Adding to the absurdity of the London 2012 brand, The Times reports that the logo may cause epileptic seizures. My complaint is that it is miserable. This brain lateral cross section taken from neurology.edu. In approximation, the more dense a material is, the whiter a volume of it will appear on the scan (just as in the more familiar "flat" X-rays). CT scans are primarily used for evaluating swelling from tissue damage in the brain and in assessment of ventricle size. Modern CT scanning can provide reasonably good images in a matter of minutes, like this one.

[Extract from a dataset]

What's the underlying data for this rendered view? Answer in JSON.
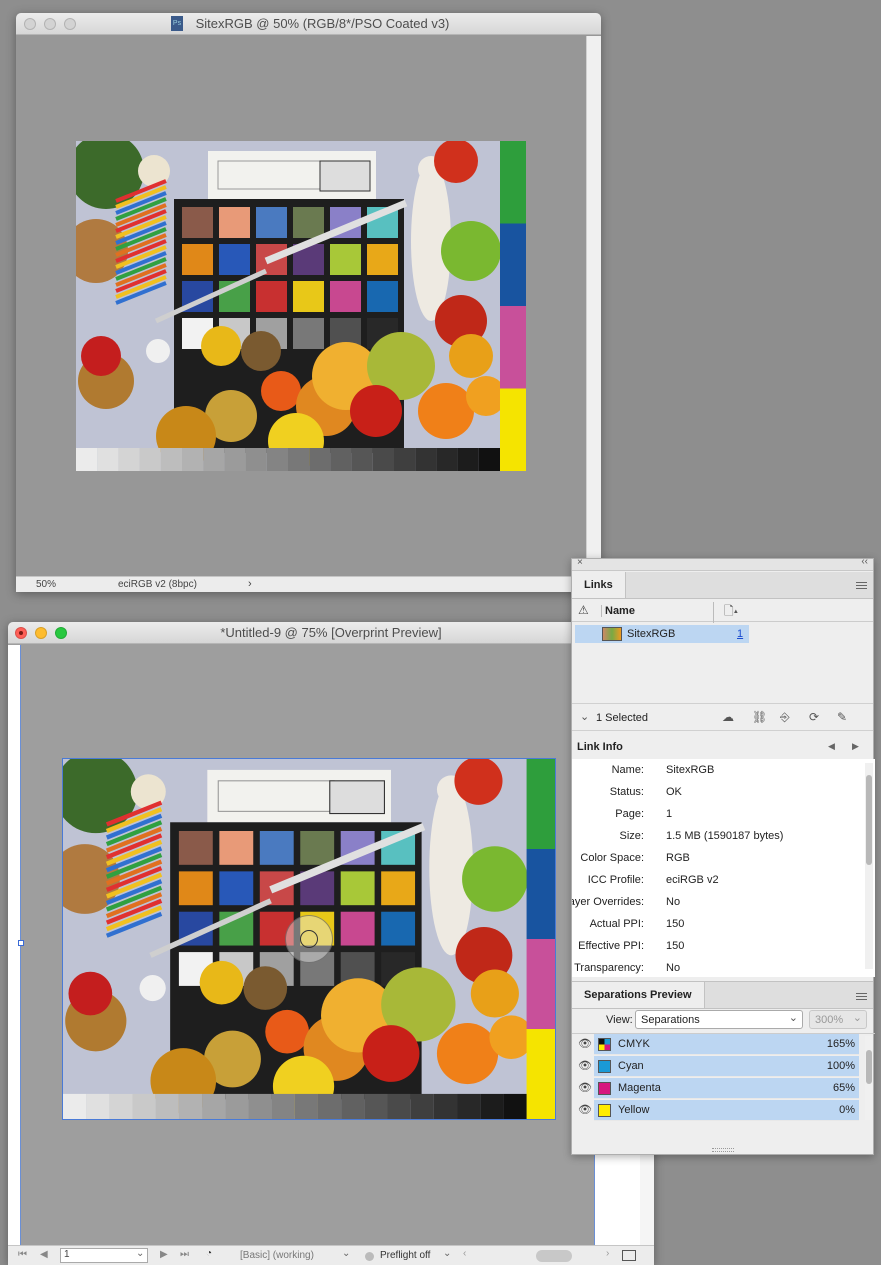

“The price of your hat isn't the measure of your brain.”
African-American proverb

Selfish Gene

Emily Kasriel invites me to the BBC World Services Book Club at Bush House to hear Richard Dawkins speak about his evolutionary theory: "all life evolves by the differential survival of replicating entities" most famously put forward in The Selfish Gene" in 1971. I happily agree as Arthur Garrison and I read the book in 2003 which we discussed on one of our many London walks. The show will broadcast 29 July and to reach 60 million; I ask a question: "how does the selfish gene reconcile non-propagating traits like homosexuality." Woo-hoo! Following Dawkins, I jump a taxi and tell the driver I have seen the world-famous writer. His reply: "He can't be fuck'n famous, mate, cuz I've never heard of 'im". We then have a rousing conversation about England football, project houses and the troubles with Britain. At the end he shakes my hand as I receive my change which is something quite extraordinary, really.

After Dawkins, Sonnet and I say goodbye to Mike and Gretchen Bransford, who have a going away party in South Kensington Mike is a friend from business school and the Bransfords are our longest-held American friends in London. It is sad for us to see them go.